La ravanata perfetta
E’ quella in cui sono coinvolti soggetti femminili, ad aggravare ulteriormente la situazione già difficile con lamentele varie, accuse, imprecazioni, recriminazioni, offese.
“Ravaner” quindi è colui che pratica, più o meno consapevolmente, il ravanage. La ravanata non deve necessariamente concludersi con una disgrazia: anzi il ravanage più riuscito è quello a lieto fine, cioè l’arrivo a destinazione sfiniti (quasi sempre alla macchina rimasta in tanta mona) ma sostanzialmente incolumi o, al massimo, con escoriazioni o ferite leggere che non comportino il ricovero ospedaliero. Sono le ravanate più riuscite che i ravaners, incalliti o occasionali, si appuntano al petto come medaglie, struggente ricordo nelle lunghe e tetre serate invernali.
Il Ravasutra
Il ravanage in realtà si pratica in ogni stagione: quello invernale con gli sci, da alpinismo o da escursionismo, o con le ciaspole, prevede una serie di figure, cioè cadute più o meno rovinose, che stiamo raccogliendo in un manuale illustrato: il Ravasutra. Chi avesse documentazione fotografica valida in questo senso è pregato di inviarla a: aghezz@gmail.com. Di seguito alcuni esempi:
Una figura classica del Ravasutra: il fantozziano “pelle di leone” (foto Uli)
Si sta tentando anche una classificazione del ravanage coi vari gradi di difficoltà, come per l’alpinismo e l’escursionismo.
1) REF – Ravanage Escursionistico Facile
Ravanata semplice prevalentemente fuori sentiero, con poco dislivello, ma dove si devono attraversare cespugli spinosi (praticamente impossibile l’aggiramento pena un innalzamento di grado)
Variante scialpinistica: attraversamento di boschetti di ontani o mugaie, con neve preferibilmente marcia o crostosa
2) REM – Ravanage Escursionistico Medio
Percorso completamente fuori sentiero, con discreti casini nell’orientamento, notevole dislivello involontario, sterpaglia spinosa fitta o ghiaione del tipo “un passo avanti e due indietro” ovviamente da fare in salita, pioggia fastidiosa, nebbia in formazione. Variante scialpinistica: nevicata fastidiosa di aghi ghiacciati, mugaie, scarsa visibilità, neve crostosa, marcia o zoccolifera
3) REC – Ravanage Escursionistico Cazzuto
Percorso fuori sentiero e fuori orientamento, con svariati andirivieni inconcludenti da un versante all’altro, con severo dislivello (involontario beninteso), preferibilmente in boscaglia con sterpaglia spinosa e su pendio scosceso; uno scarpone che fa male, pioggia battente, visibiltà ridotta, discreto assortimento di bestemmie.

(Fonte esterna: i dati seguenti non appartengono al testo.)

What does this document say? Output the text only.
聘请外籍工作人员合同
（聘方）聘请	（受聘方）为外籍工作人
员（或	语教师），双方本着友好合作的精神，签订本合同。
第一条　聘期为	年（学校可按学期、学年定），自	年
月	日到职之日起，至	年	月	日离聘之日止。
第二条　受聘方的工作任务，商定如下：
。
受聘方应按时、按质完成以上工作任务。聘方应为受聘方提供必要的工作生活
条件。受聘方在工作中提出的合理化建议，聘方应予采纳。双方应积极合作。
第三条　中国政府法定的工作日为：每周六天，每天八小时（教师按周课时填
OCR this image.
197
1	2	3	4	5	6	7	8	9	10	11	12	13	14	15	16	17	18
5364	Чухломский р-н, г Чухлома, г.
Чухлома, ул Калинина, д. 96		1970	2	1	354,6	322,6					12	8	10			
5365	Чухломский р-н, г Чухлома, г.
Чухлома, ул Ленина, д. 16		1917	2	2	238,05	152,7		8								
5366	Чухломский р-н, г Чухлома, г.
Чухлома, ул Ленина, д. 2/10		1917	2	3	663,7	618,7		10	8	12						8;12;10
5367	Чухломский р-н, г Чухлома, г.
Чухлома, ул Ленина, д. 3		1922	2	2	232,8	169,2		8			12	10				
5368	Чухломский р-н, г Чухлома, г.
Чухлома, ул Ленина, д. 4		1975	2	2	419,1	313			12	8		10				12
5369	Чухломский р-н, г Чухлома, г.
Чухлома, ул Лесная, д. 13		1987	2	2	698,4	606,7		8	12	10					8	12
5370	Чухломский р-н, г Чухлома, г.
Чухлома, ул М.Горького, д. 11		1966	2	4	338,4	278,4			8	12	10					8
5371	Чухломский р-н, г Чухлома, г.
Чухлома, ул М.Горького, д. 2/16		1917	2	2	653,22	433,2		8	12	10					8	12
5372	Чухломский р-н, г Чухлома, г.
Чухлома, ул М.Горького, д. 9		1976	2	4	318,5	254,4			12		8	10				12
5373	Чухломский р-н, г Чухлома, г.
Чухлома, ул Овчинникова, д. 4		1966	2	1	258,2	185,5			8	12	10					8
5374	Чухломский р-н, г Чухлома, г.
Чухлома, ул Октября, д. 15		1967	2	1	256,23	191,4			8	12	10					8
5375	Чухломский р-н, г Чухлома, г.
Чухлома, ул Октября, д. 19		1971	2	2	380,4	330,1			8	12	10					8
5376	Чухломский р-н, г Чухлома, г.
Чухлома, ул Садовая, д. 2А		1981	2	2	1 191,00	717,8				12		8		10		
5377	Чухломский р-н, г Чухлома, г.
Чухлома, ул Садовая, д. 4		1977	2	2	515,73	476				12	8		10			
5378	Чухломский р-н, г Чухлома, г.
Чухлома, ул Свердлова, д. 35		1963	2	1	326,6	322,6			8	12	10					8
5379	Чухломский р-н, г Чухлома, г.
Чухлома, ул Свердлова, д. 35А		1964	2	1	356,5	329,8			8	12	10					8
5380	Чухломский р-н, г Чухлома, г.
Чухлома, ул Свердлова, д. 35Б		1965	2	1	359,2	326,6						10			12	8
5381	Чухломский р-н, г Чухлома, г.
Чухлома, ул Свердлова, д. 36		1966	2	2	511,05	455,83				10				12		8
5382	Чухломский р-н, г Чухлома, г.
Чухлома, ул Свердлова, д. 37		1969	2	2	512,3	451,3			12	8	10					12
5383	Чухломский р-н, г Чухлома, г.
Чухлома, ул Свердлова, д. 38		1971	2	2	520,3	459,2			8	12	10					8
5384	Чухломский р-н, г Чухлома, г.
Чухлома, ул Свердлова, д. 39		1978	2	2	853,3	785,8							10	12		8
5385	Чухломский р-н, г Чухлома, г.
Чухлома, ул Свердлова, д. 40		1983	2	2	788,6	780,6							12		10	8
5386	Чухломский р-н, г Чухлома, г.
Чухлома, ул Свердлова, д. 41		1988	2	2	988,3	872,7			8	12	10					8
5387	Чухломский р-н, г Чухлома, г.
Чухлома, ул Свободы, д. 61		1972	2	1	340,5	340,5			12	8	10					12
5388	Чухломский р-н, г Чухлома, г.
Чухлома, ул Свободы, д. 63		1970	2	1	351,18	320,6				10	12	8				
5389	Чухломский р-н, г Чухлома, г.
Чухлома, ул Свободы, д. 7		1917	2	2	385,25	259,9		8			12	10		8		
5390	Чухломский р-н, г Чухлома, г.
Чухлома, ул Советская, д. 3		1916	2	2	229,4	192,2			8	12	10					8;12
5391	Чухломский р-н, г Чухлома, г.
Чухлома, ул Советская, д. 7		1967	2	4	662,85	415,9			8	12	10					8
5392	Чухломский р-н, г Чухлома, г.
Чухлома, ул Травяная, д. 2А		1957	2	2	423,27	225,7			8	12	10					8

Variante scialpinistica: fitta nevicata, visibilità ridotta, neve crostosa o farinosa pesante, marcia o zoccolifera, sfinimento fisico e morale tendente alla disperazione, tuttavia ben dissimulata nei confronti dei compagni con falsa allegria e battute cretine.
4) REI – Ravanage Escursionistico da Incubo
Percorso con perdita quasi totale dell’orientamento in boscaglia più o meno impenetrabbbile, o in forra profondissima e a precipizio, preferibilmente con pericolo di valanga se in inverno, scarponi che fanno male, perdita o rottura di almeno un bastoncino, buio incombente, bestemmioni paurosi, crisi di pianto. Dislivello di almeno 1600 m.
Variante scialpinistica: distacco di una pelle di foca, male boia ai piedi con perdita di almeno un’unghia, attacco che si sgancia ogni 10 minuti, zoccoli “a zatterone” sotto a entrambi gli sci. Perdita dei guanti. Riso isterico. Cellulare con campo ma con batterie scariche.
5) RES – Ravange Escursionistico da Suicidio
Percorso surreale senza alcuna logica apparente, in boscaglia tipo jungla amazzonica spinosa o urticante su versante pericolosissimo, forra o canyon a picco senza vie d’uscita, preferibilmente al buio con pile della luce frontale scariche, senza acqua né viveri, dolori lancinanti ai piedi, perdita di entrambe le unghie degli alluci dei piedi, bivacco forzato incombente, tempesta o bufera. Crisi di pianto a dirotto, allucinazioni, visione mistiche. Dislivello: ininfluente o non misurabile.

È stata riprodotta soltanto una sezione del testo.